Estudo investiga o "reconhecimento" na poesia grega
09 de janeiro de 2013

Conceito aristotélico de anagnórisis serve como eixo de livro lançado por professora de literatura da USP

Estudo investiga o "reconhecimento" na poesia grega

Conceito aristotélico de anagnórisis serve como eixo de livro lançado por professora de literatura da USP

09 de janeiro de 2013

Conceito aristotélico de anagnórisis serve como eixo de livro lançado por professora de literatura da USP

 

Por José Tadeu Arantes

Agência FAPESP – O reconhecimento e o autorreconhecimento, isto é, a descoberta da identidade, do outro ou de si mesmo, são temas recorrentes na mitologia, no folclore e na literatura – tão antigos quanto os primeiros épicos e tão atuais quanto as mais recentes produções televisivas.

Já no Mahabharata, a milenar epopeia indiana, que descreve a grande guerra entre os Pandavas e os Kauravas – duas famílias principescas unidas pelos laços de sangue, mas antagonizadas pela conduta moral –, um dos personagens centrais luta a guerra toda do lado errado por desconhecer sua verdadeira identidade, que só lhe é revelada tardiamente.

O livro Cenas de reconhecimento na poesia grega, lançado recentemente por Adriane da Silva Duarte, professora de língua e literatura grega na Universidade de São Paulo, é todo dedicado às cenas de reconhecimento na poesia grega, arcaica e clássica. A obra teve apoio da FAPESP para publicação.

Originalmente uma tese de livre-docência, o livro tem por eixo o conceito de anagnórisis (reconhecimento), tal como foi definido na Poética de Aristóteles. E, ao lado da leitura teórica do texto aristotélico e de seus principais comentadores, investiga as antológicas cenas de reconhecimento que aparecem nos grandes épicos de Homero – Ilíada e Odisseia –, nas tragédias de Ésquilo, Sófocles e Eurípedes, e nas comédias de Aristófanes e Menandro.

“Além de ser um recurso estruturador da narrativa, capaz de promover o desenlace de um conflito e dotado de grande apelo emocional, sua vasta presença, igualmente atestada nos mitos, sugere que o reconhecimento seja antes uma resposta às inquietações do homem acerca de sua origem e de sua identidade”, escreveu a autora.

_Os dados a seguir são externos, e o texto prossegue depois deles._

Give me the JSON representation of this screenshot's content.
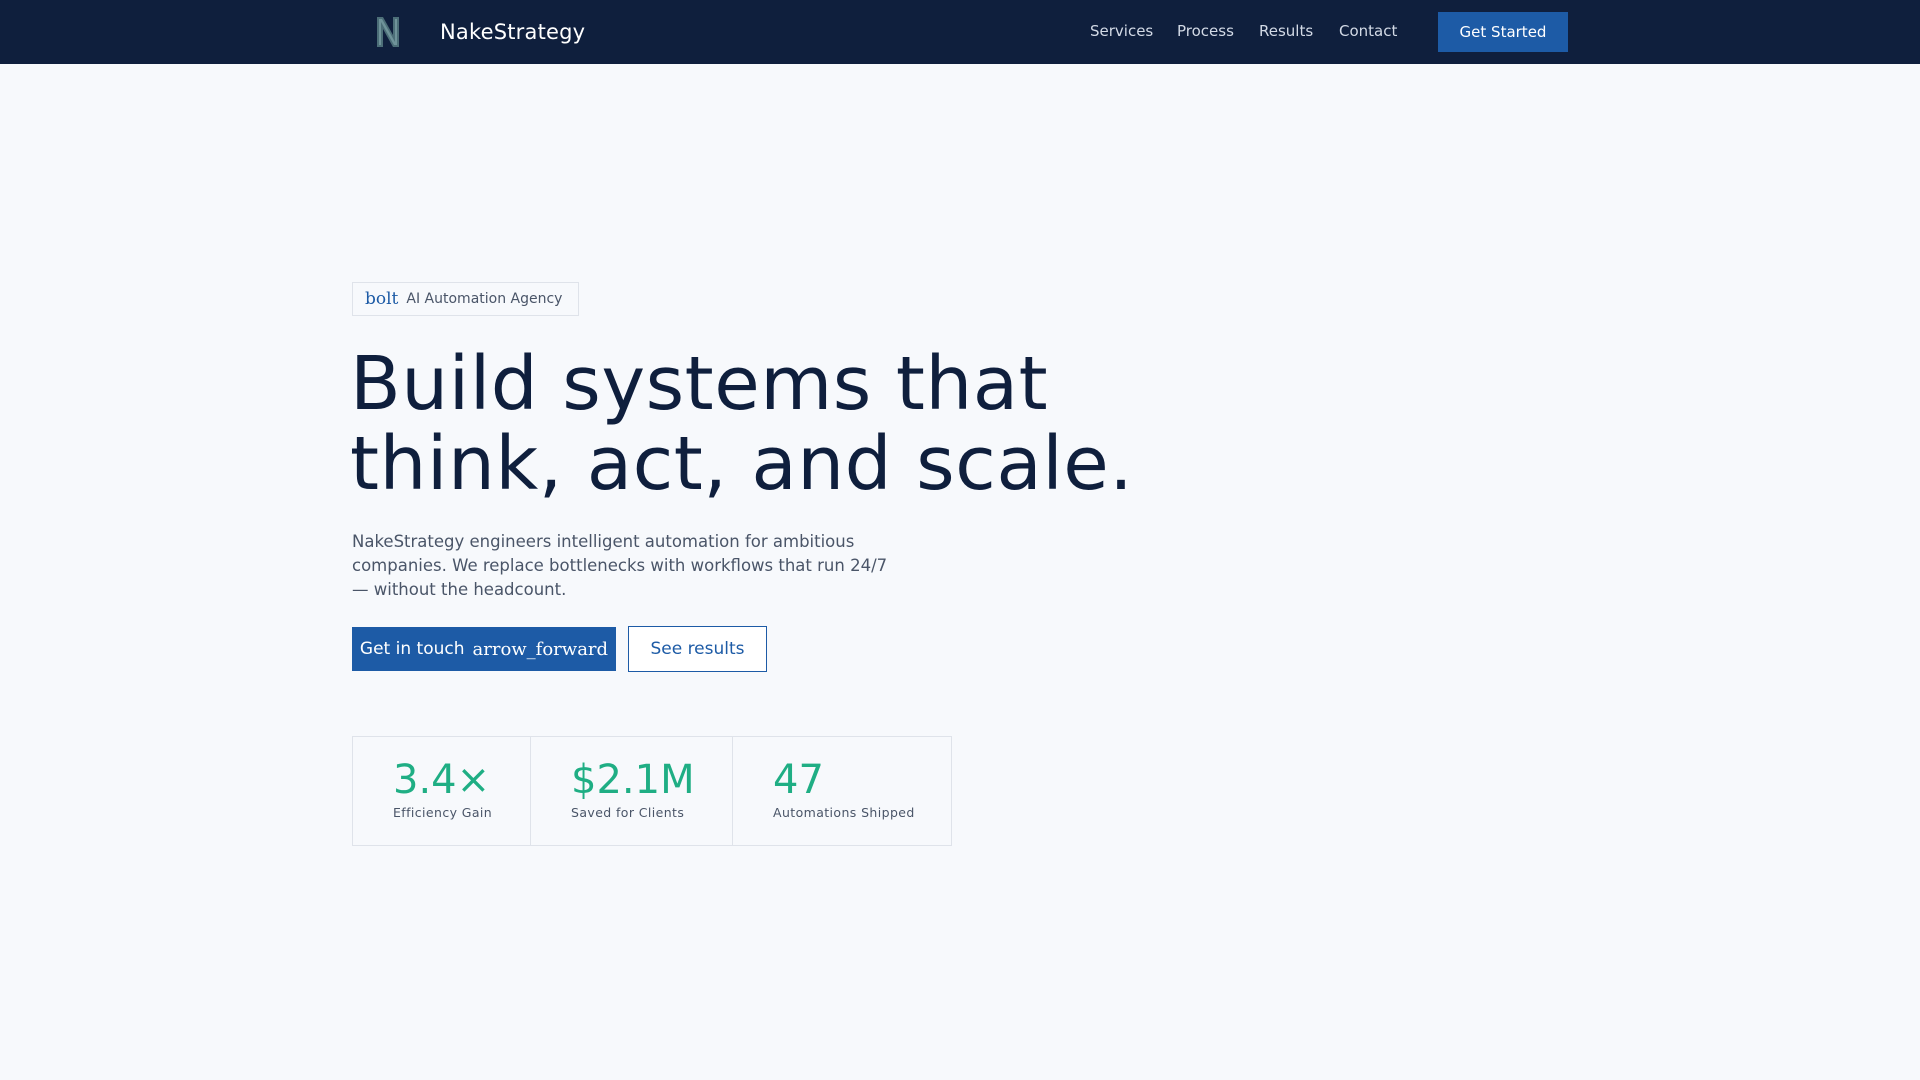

Por certo o caso mais famoso de reconhecimento na tragédia grega, magistralmente explorado por Sófocles, é o de Édipo, o príncipe de Tebas, que, por ignorar sua verdadeira identidade, mata o pai, Laio, e se casa com a mãe, Jocasta, com quem tem quatro filhos. Ao reconhecer como pai o homem que matou e como mãe a mulher que desposou, Édipo fura os próprios olhos – “para não ter que contemplar as consequências de ser quem é”, explicou Duarte.

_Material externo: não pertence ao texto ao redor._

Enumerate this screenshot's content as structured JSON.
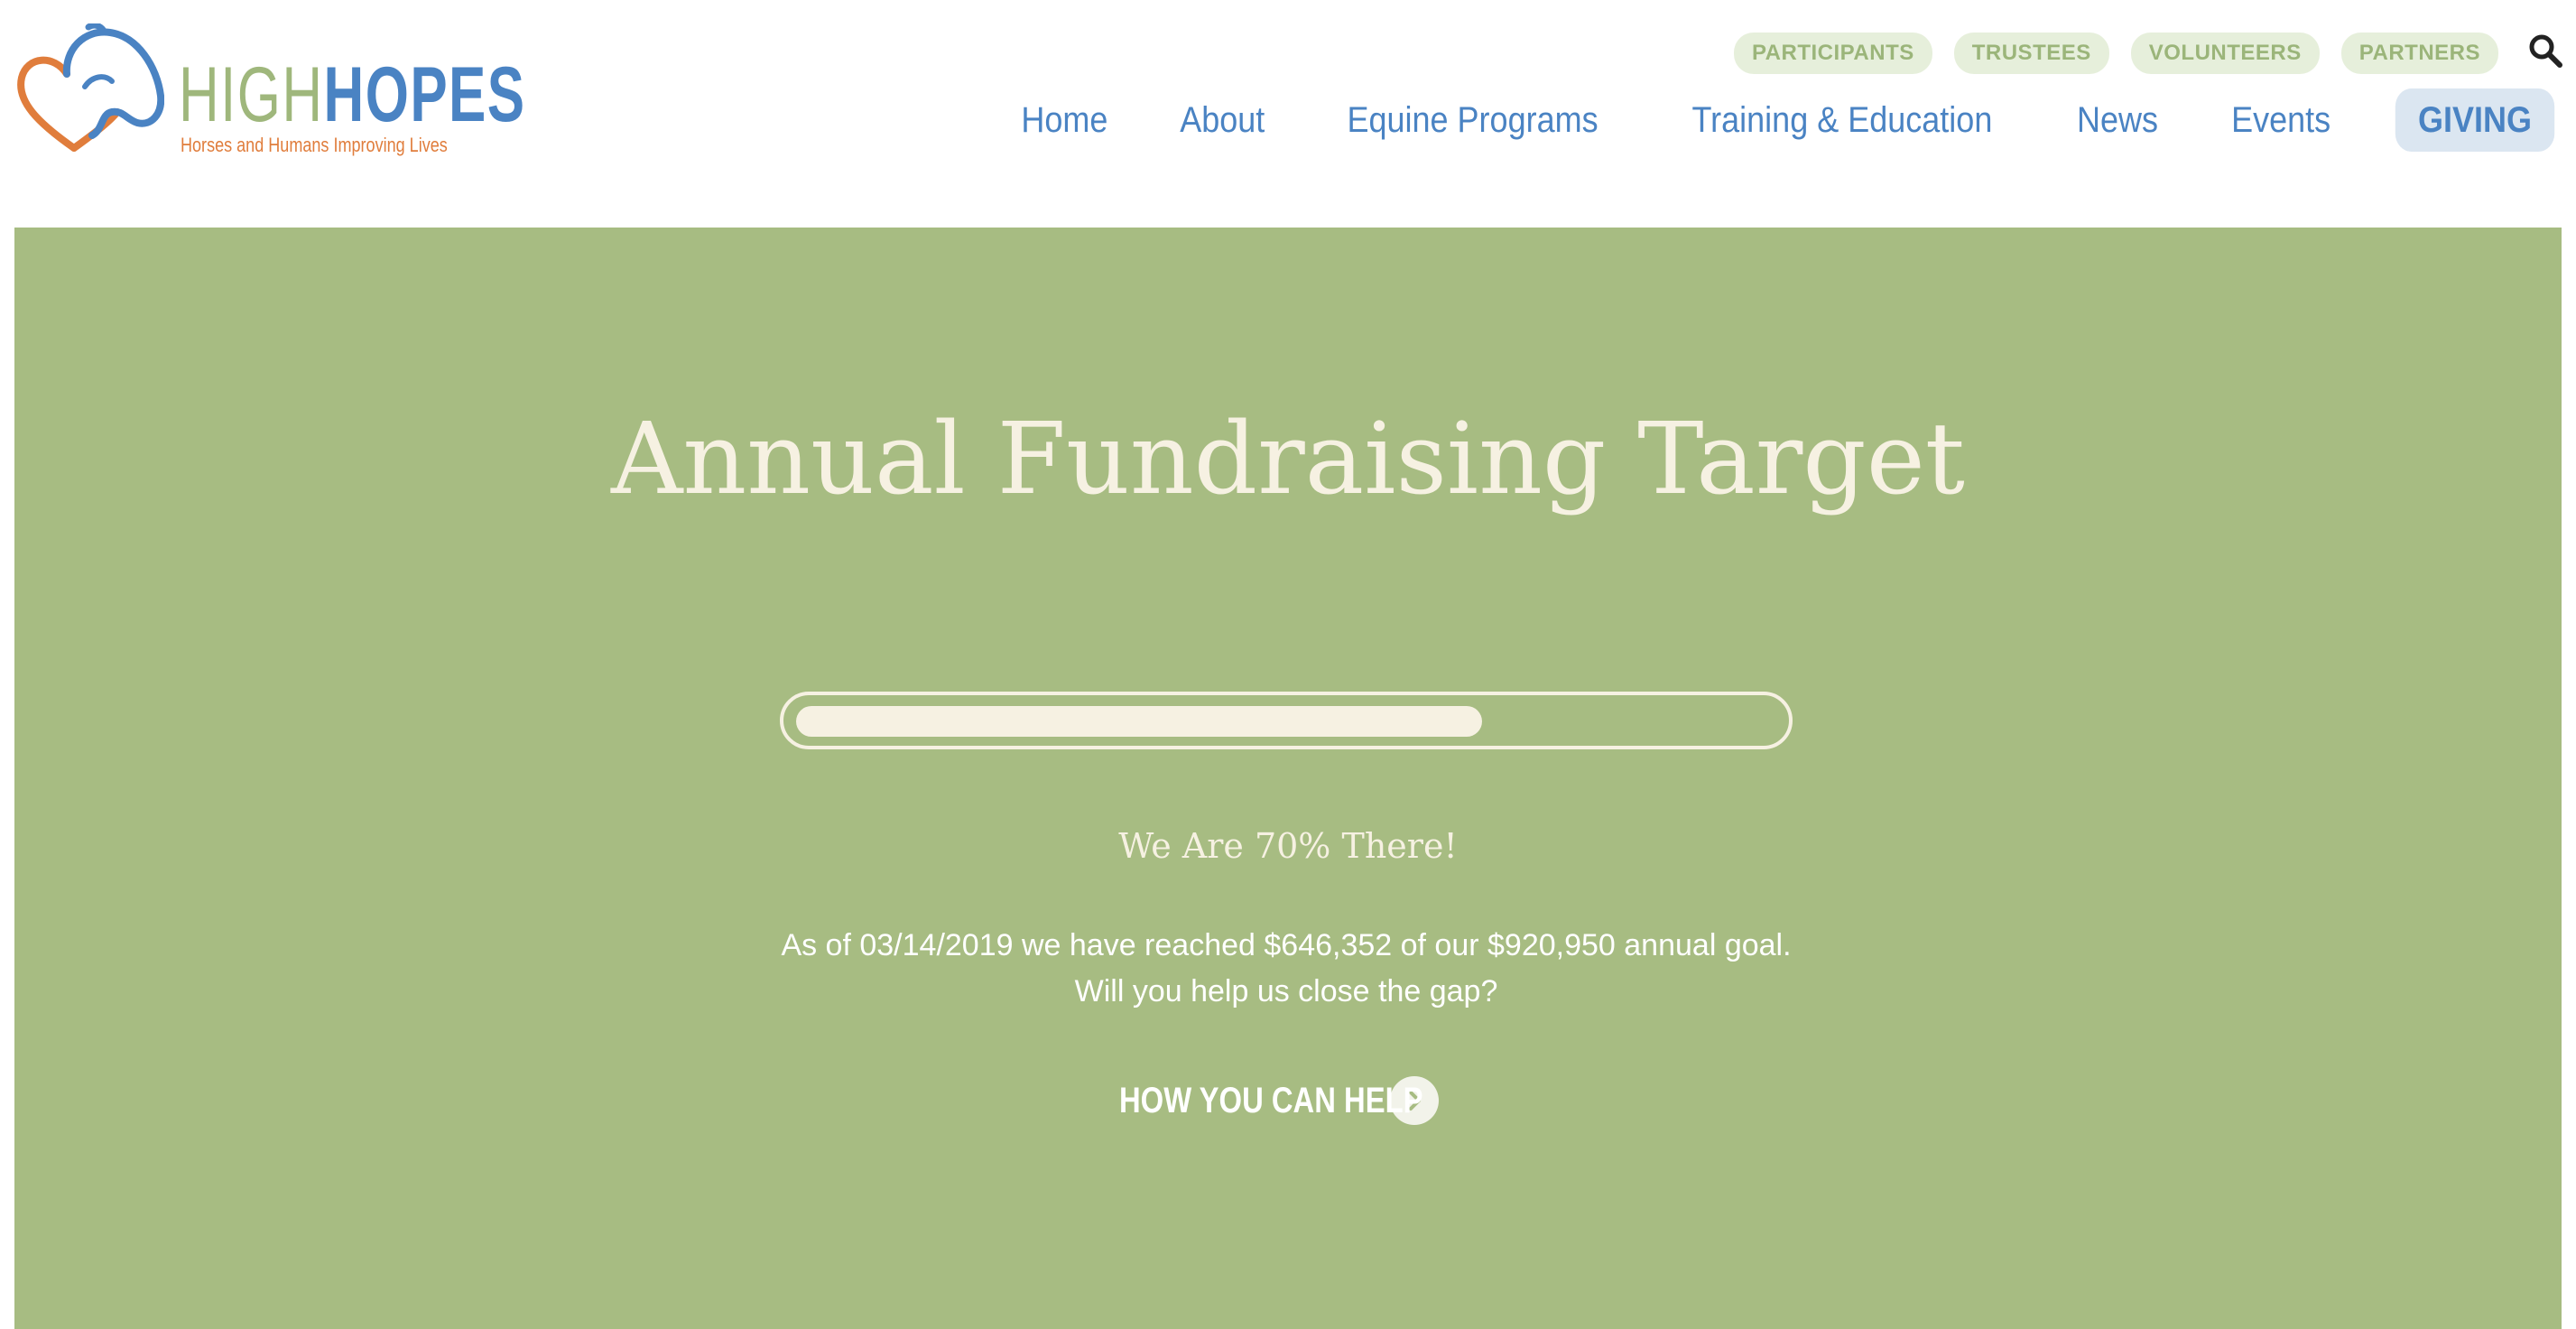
{
  "brand": {
    "name_part1": "HIGH",
    "name_part2": "HOPES",
    "tagline": "Horses and Humans Improving Lives",
    "colors": {
      "green": "#9fb77c",
      "blue": "#4a83c3",
      "orange": "#e07d3c"
    }
  },
  "header": {
    "top_links": [
      {
        "label": "PARTICIPANTS"
      },
      {
        "label": "TRUSTEES"
      },
      {
        "label": "VOLUNTEERS"
      },
      {
        "label": "PARTNERS"
      }
    ],
    "search_icon": "search-icon",
    "nav": [
      {
        "label": "Home"
      },
      {
        "label": "About"
      },
      {
        "label": "Equine Programs"
      },
      {
        "label": "Training & Education"
      },
      {
        "label": "News"
      },
      {
        "label": "Events"
      },
      {
        "label": "GIVING",
        "active": true
      }
    ]
  },
  "hero": {
    "title": "Annual Fundraising Target",
    "progress_fraction": 0.7,
    "subtitle": "We Are 70% There!",
    "body": "As of 03/14/2019 we have reached $646,352 of our $920,950 annual goal. Will you help us close the gap?",
    "cta_label": "HOW YOU CAN HELP",
    "cta_icon": "chevron-right-icon",
    "background_color": "#a7bc82",
    "text_color": "#f6f1e2"
  }
}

A trama, como se sabe, impressionou profundamente Freud (1856-1939), que fez do chamado “Complexo de Édipo”, que considerou universal, o mecanismo fundamental da psicanálise.

A recorrência do tema

“Enquanto elemento de poética, a anagnórisis tem uma longa história, alcançando os nossos dias, e manifestando-se na literatura, no cinema e em outras formas culturais”, disse Duarte.

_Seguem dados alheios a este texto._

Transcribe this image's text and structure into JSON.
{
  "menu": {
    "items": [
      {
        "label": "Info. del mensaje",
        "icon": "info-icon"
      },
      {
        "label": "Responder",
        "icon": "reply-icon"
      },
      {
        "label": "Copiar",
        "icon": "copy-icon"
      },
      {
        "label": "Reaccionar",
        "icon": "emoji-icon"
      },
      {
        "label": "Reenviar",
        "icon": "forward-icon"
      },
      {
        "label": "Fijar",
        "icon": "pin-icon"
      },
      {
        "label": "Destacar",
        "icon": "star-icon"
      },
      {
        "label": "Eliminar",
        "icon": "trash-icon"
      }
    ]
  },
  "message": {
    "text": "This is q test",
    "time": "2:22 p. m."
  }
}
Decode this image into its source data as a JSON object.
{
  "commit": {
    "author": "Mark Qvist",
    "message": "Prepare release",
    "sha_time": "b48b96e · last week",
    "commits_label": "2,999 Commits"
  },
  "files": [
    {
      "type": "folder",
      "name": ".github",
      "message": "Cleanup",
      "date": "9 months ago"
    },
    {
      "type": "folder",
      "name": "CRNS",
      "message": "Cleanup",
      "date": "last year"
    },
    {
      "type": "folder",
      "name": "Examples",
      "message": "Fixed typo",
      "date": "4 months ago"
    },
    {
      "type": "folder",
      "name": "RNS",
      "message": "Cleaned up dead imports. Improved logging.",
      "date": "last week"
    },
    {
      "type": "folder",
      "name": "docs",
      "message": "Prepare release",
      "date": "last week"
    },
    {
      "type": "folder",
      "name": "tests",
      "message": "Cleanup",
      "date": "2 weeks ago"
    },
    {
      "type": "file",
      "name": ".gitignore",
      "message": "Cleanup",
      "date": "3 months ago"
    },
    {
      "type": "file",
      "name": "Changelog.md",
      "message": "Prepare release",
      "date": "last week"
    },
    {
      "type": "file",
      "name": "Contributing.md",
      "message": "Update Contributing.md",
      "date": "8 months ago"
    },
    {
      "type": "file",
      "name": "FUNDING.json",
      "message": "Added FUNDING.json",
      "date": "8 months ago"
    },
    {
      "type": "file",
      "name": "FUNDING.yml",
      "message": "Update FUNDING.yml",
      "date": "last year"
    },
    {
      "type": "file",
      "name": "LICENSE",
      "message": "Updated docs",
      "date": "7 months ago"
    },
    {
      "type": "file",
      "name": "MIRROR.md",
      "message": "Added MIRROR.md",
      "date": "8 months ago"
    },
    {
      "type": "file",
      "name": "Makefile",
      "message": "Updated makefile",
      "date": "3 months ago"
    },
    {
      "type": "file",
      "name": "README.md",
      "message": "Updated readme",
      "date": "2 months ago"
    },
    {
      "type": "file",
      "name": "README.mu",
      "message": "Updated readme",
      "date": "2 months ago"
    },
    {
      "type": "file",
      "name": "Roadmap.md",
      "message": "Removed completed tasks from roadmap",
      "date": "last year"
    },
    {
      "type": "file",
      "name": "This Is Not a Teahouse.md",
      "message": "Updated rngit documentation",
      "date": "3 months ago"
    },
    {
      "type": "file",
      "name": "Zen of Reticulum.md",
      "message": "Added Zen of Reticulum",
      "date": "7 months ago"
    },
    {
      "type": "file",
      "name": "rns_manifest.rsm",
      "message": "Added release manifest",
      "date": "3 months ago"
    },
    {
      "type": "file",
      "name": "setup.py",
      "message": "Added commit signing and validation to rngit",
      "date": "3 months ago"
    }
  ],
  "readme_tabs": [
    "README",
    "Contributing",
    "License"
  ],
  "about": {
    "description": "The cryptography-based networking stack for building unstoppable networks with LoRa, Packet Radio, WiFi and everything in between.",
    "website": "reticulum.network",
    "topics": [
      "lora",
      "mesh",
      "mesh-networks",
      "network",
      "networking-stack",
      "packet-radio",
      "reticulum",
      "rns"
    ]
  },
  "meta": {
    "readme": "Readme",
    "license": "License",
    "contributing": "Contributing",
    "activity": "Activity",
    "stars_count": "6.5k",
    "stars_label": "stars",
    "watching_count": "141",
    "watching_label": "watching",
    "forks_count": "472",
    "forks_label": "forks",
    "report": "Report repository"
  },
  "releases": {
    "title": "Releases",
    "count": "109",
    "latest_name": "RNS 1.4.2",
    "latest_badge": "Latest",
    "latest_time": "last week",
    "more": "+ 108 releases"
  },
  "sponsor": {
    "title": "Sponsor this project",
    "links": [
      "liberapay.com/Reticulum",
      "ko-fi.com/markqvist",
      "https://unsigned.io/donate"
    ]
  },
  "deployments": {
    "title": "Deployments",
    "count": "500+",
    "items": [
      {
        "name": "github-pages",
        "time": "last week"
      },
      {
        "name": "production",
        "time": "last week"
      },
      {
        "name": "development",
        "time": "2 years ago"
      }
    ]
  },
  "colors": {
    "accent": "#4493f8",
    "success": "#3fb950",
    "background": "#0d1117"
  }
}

No livro, ela menciona o fato de o termo “reconhecimento” ser hoje de uso corrente no universo jurídico, quando se fala em “reconhecimento de uma prova”, “reconhecimento de um cadáver” ou “reconhecimento da paternidade”.

Mas seu estudo concentra o foco, criteriosamente, na poesia grega. “Procurei explorar o conceito a partir da perspectiva aristotélica, que restringe o reconhecimento à identificação entre indivíduos. Exclui da análise, portanto, os casos em que um personagem reconhece um erro ou uma verdade – embora Édipo, além de reconhecer que Jocasta é sua mãe, toma consciência de quem de fato é”, disse Duarte.

E por que um tema tão antigo, ambientado em sociedades em tudo diferentes da atual, continua reverberando intensamente no mundo contemporâneo? “Entendo a permanência do motivo como uma resposta à nossa necessidade de saber quem somos e, assim, orientarmos nosso comportamento em sociedade”, disse.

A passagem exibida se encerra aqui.